The interrogation of the volumetric distributions of light intensity obtained in output from the tomographic reconstruction is a crucial aspect, both for the computational cost and the accuracy. The 3D interrogation algorithms have to be optimized to handle large amount of data and, simultaneously, to exploit the more complete information on the flow structure to increase the accuracy. The computational cost reduction strategies are discussed in Sec. 2. Three complementary approaches are presented. The first approach is based on optimization of the 3D cross-correlation interrogation using a software-binning based algorithm in the predictor estimation (UNINA, DLR(C) and LAVIS), optimization of the data treatment to reduce redundant calculation in case of overlapping windows (UNINA), and sparse-aided algorithms (UNINA, UNIMO). The second approach consists in the data reduction from 3D to 2D summing neighbouring planes of the reconstructed volumes (DLR(C) and IOT). The third strategy is based on advanced parallelization on GPUs (IOT, LAVIS), or using OpenMP-based software (IOT, DLR(C), UNINA, PPRIME).
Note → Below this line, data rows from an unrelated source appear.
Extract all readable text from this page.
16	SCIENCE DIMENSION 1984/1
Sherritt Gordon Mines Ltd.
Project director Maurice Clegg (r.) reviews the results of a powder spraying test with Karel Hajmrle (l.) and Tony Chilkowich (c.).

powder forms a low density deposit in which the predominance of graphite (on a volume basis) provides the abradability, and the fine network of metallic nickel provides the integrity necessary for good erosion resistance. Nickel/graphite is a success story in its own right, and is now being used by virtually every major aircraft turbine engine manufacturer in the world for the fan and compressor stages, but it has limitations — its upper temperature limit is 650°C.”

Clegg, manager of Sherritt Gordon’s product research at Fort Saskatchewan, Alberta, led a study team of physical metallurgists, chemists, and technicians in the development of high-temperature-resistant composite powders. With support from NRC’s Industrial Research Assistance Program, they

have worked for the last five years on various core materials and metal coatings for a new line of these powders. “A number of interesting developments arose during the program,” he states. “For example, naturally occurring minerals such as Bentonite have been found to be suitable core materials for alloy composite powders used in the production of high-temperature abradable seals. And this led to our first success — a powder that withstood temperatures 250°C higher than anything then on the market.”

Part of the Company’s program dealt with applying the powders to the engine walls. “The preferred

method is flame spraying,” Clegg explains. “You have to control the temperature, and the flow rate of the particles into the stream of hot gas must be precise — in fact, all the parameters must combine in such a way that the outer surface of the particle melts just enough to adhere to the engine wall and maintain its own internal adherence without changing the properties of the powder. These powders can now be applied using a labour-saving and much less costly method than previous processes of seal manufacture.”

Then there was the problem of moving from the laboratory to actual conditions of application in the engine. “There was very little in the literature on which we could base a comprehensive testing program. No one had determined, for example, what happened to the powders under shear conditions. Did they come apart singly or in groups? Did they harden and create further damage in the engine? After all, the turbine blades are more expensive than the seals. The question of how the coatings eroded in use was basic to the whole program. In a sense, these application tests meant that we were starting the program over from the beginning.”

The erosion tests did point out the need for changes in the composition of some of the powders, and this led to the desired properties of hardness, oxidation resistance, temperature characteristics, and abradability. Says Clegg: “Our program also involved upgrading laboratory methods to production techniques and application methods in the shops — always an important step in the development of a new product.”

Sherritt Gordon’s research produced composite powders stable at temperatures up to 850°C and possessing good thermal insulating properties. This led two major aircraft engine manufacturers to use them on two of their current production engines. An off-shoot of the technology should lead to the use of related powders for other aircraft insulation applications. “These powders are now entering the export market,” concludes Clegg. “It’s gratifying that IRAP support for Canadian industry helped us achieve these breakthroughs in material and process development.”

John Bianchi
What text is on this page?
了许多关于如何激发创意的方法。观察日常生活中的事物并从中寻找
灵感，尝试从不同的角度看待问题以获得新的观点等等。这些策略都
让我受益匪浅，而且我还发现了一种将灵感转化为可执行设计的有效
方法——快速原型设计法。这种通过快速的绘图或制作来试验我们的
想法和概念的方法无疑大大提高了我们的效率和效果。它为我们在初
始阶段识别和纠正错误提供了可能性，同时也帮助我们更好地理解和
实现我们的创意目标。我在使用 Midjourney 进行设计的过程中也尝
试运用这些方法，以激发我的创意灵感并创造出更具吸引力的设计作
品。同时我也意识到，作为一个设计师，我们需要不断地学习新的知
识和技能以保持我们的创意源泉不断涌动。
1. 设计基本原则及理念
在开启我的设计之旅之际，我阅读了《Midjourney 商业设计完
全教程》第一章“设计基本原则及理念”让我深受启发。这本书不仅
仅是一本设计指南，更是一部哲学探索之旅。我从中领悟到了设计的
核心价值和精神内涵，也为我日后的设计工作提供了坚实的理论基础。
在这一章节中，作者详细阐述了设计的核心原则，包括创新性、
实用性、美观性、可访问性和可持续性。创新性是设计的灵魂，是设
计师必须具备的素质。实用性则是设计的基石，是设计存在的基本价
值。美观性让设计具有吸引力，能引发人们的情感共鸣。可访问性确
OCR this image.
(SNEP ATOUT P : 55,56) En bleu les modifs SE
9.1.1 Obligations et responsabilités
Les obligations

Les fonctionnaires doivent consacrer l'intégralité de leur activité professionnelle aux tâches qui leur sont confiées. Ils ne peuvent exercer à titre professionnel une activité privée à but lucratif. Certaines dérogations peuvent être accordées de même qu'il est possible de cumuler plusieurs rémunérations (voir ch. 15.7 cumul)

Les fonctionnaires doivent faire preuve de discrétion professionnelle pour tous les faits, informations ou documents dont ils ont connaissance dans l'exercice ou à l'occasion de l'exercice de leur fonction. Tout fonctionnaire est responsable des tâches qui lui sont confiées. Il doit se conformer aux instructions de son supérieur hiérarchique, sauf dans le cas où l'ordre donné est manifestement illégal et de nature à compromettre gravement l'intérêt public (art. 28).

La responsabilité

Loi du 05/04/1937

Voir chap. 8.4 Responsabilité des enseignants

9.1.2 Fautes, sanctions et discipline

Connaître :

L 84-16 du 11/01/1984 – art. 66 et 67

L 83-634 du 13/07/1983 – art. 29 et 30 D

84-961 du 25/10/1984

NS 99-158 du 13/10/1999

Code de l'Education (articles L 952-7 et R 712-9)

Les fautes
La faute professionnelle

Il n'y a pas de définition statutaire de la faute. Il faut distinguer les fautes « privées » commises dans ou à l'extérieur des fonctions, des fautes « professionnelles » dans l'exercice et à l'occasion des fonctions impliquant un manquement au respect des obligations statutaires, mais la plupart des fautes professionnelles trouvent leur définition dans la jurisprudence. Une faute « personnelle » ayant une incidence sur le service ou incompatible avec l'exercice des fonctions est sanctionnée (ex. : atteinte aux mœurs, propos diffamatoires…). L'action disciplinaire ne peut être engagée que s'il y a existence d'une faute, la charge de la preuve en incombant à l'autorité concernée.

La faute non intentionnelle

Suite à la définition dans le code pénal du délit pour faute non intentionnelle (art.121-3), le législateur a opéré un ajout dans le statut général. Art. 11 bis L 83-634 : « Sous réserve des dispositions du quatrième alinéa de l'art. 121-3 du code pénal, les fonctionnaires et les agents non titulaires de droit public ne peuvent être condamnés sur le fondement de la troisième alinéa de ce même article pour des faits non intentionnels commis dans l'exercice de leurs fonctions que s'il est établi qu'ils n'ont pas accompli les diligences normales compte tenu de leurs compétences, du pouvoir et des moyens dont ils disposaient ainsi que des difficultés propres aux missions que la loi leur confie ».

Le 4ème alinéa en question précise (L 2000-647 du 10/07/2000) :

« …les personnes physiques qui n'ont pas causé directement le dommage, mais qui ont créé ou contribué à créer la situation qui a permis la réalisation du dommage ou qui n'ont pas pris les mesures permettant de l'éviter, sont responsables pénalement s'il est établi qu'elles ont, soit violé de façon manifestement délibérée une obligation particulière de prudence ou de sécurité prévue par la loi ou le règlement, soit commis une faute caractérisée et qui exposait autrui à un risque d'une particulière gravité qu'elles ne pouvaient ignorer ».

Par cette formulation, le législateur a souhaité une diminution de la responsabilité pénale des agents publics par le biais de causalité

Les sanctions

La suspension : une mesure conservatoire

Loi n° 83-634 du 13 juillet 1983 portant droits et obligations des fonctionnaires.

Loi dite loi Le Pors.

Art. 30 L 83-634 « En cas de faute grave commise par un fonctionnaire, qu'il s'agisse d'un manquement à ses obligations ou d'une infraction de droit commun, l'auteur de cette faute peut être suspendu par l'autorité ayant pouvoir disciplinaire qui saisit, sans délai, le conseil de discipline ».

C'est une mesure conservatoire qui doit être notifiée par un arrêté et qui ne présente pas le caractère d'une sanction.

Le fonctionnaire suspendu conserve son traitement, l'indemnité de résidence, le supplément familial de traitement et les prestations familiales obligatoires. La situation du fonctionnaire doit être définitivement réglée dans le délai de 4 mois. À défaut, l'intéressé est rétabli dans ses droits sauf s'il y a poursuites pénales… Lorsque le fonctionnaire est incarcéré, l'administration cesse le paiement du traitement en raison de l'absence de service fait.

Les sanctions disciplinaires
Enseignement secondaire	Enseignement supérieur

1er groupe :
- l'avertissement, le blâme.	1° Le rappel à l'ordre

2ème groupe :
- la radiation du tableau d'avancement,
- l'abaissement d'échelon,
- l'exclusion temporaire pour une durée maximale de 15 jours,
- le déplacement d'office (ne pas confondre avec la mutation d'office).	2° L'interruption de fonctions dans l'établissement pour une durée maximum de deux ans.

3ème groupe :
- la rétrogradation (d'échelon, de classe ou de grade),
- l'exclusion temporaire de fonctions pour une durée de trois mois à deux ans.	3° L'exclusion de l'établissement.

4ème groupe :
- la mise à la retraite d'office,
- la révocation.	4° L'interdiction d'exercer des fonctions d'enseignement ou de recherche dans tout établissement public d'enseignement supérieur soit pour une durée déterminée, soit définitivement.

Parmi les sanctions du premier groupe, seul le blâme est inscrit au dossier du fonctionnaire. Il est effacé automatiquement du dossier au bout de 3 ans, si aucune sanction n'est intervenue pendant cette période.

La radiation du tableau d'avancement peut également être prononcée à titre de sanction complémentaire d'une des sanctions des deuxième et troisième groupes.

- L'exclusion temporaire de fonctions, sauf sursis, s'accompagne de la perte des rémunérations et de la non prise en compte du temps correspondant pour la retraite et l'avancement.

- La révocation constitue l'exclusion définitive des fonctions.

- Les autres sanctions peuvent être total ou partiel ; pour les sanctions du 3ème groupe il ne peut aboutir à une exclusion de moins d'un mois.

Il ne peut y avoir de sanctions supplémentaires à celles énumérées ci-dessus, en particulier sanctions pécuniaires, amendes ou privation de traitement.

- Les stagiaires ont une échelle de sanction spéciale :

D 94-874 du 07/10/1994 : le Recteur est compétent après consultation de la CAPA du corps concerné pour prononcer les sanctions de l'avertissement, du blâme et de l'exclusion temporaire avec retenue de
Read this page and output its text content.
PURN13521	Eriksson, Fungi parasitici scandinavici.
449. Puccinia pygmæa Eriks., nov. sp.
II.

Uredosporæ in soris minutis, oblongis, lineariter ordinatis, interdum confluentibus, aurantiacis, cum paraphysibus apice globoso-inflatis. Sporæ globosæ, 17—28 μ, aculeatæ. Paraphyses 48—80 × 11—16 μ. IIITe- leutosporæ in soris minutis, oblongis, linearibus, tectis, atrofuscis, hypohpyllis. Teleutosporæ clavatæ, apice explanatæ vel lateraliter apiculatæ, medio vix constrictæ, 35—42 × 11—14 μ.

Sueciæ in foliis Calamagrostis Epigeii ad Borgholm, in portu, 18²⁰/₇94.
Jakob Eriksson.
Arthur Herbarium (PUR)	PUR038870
The Integration of the interrogation algorithms in the “DaVis” commercial software is performed by LAVIS. The strategies to increase the accuracy and reliability of the interrogation algorithms are discussed in Sec. 3. A theoretical study of the modulation transfer function of the cross-correlation algorithm and of the negative effects due to poor discretization of weighting windows in the cross-correlation step (UNINA) is reported. The possibility to calculate the full velocity gradient opens the field to new adaptive PIV strategies based on properly shaped weighting windows (TUD). A great margin of improvement of 3D PIV is provided by time-resolved imaging. This aspect is discussed in Sec. 4. In particular, a solution to increase the measurement accuracy using properly composed correlation maps from multiple exposures is presented (TUD). Furthermore, the tracking of the particles over time can be used to measure the Lagrangian acceleration (TUD). Finally, an alternative approach based on optical flow methods (PPRIME) is provided in Sec. 5.